Independent Contractor Default Is Absolute
This trap appears as a wrong-answer choice in 1 active question. Spotting how it is built is the repair: read each example's “why it's attractive” before the “why it's wrong.”
Subject distribution
- Torts1
Example wrong choices
21752_olive_oil_ramp · TORTS · Choice ALampstand Studio is liable only if Lydia or one of her employees personally poured the oil on the ramp.
Why it's attractive
Students try to make the business liable only through its own hands. The Gold Key breaks that frame because a nondelegable safety duty can stay with the business even when the contractor created the hazard.
Why it's wrong
The answer invents a personal-creation prerequisite for business liability.
Spot it next time
When a duty is statutory or public-safety based, ask whether the duty stays with the hirer.

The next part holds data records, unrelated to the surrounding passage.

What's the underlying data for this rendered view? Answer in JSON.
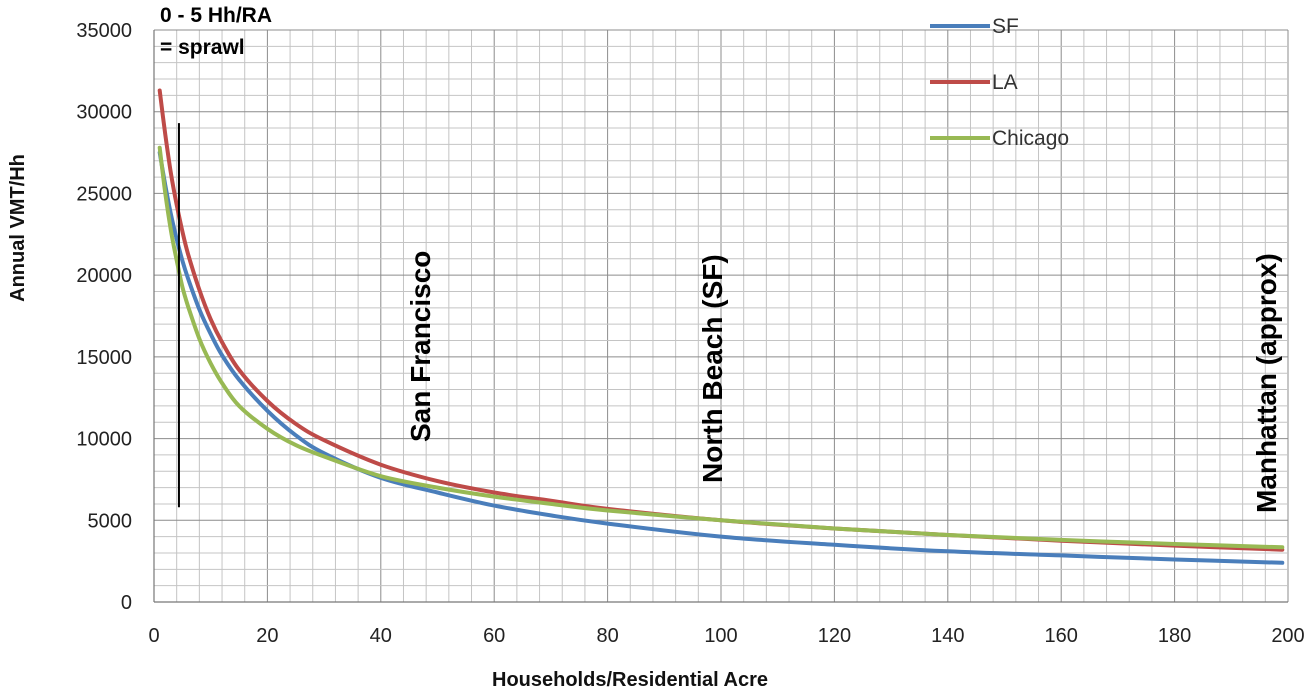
{
  "chart_data": {
    "type": "line",
    "title": "",
    "xlabel": "Households/Residential Acre",
    "ylabel": "Annual VMT/Hh",
    "xlim": [
      0,
      200
    ],
    "ylim": [
      0,
      35000
    ],
    "x_ticks": [
      0,
      20,
      40,
      60,
      80,
      100,
      120,
      140,
      160,
      180,
      200
    ],
    "y_ticks": [
      0,
      5000,
      10000,
      15000,
      20000,
      25000,
      30000,
      35000
    ],
    "grid": true,
    "legend_position": "top-right",
    "x": [
      1,
      2,
      3,
      4,
      5,
      6,
      8,
      10,
      12,
      15,
      20,
      25,
      30,
      40,
      50,
      60,
      70,
      80,
      100,
      120,
      140,
      160,
      180,
      199
    ],
    "series": [
      {
        "name": "SF",
        "color": "#4a7ebb",
        "values": [
          27500,
          25500,
          23700,
          22200,
          20900,
          19800,
          17900,
          16400,
          15100,
          13600,
          11700,
          10200,
          9100,
          7600,
          6700,
          5900,
          5300,
          4800,
          4000,
          3500,
          3100,
          2850,
          2600,
          2400
        ]
      },
      {
        "name": "LA",
        "color": "#be4b48",
        "values": [
          31300,
          28600,
          26200,
          24300,
          22700,
          21300,
          19100,
          17300,
          15900,
          14200,
          12300,
          10900,
          9900,
          8400,
          7400,
          6700,
          6200,
          5700,
          5000,
          4500,
          4100,
          3750,
          3450,
          3200
        ]
      },
      {
        "name": "Chicago",
        "color": "#98b954",
        "values": [
          27800,
          25000,
          22700,
          20900,
          19300,
          18100,
          16100,
          14600,
          13400,
          12000,
          10600,
          9600,
          8900,
          7700,
          7000,
          6450,
          6000,
          5600,
          5000,
          4500,
          4100,
          3800,
          3550,
          3350
        ]
      }
    ],
    "marker_line": {
      "x": 4.4,
      "y_from": 5800,
      "y_to": 29300
    },
    "annotations": {
      "sprawl_line1": "0 - 5 Hh/RA",
      "sprawl_line2": "= sprawl",
      "san_francisco": "San Francisco",
      "north_beach": "North Beach (SF)",
      "manhattan": "Manhattan (approx)"
    }
  }
}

21752_olive_oil_ramp · TORTS · Choice BLampstand Studio has no possible liability because it hired an outside company to make the ramp safe.
Why it's attractive
Students remember that hirers usually are not liable for independent contractors. The word 'possible' overextends that default past the nondelegable-duty exception.
Why it's wrong
The answer pushes the independent-contractor default into a complete shield.
Spot it next time
Treat independent-contractor status as a default, then check for nondelegable duty.

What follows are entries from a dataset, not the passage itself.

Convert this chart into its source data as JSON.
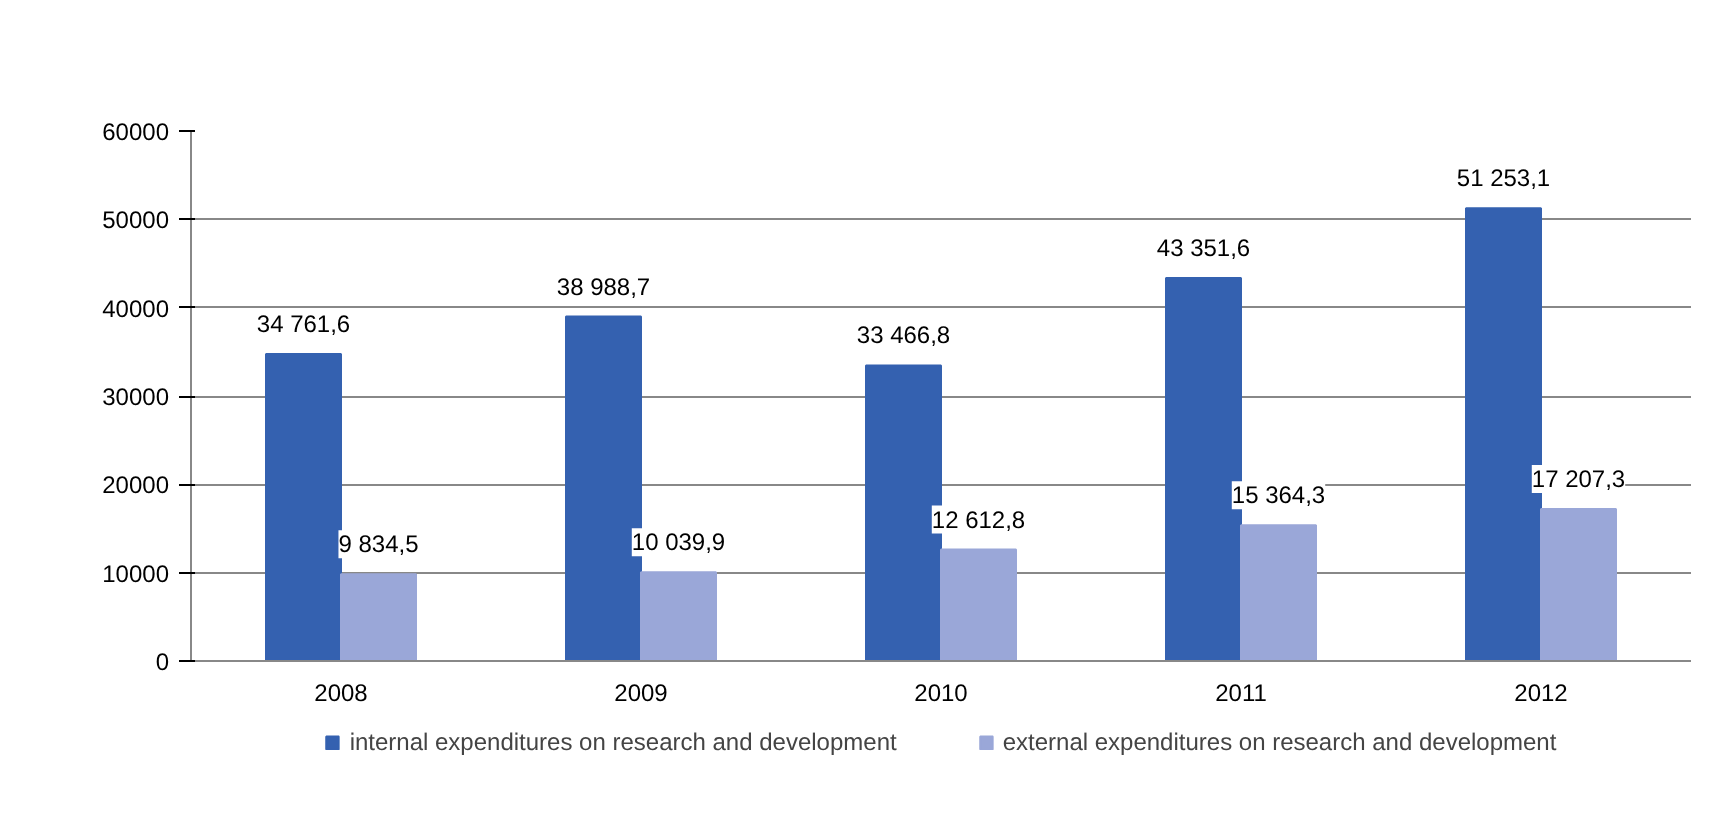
{
  "chart_data": {
    "type": "bar",
    "categories": [
      "2008",
      "2009",
      "2010",
      "2011",
      "2012"
    ],
    "series": [
      {
        "name": "internal expenditures on research and development",
        "color": "#3461b0",
        "values": [
          34761.6,
          38988.7,
          33466.8,
          43351.6,
          51253.1
        ],
        "value_labels": [
          "34 761,6",
          "38 988,7",
          "33 466,8",
          "43 351,6",
          "51 253,1"
        ]
      },
      {
        "name": "external expenditures on research and development",
        "color": "#9aa7d8",
        "values": [
          9834.5,
          10039.9,
          12612.8,
          15364.3,
          17207.3
        ],
        "value_labels": [
          "9 834,5",
          "10 039,9",
          "12 612,8",
          "15 364,3",
          "17 207,3"
        ]
      }
    ],
    "ylim": [
      0,
      60000
    ],
    "yticks": [
      0,
      10000,
      20000,
      30000,
      40000,
      50000,
      60000
    ],
    "grid": "y",
    "legend": "bottom"
  }
}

21752_olive_oil_ramp · TORTS · Choice DLampstand Studio is liable because every outside company that works at a public business is treated as the business’s employee.
Why it's attractive
Students see a business premise and convert outside workers into employees. The word 'every' is the overclaim; nondelegable duty is a narrower route than employee status.
Why it's wrong
The answer says every outside company is treated as an employee.
Spot it next time
Cut 'every' and look for the narrower liability route.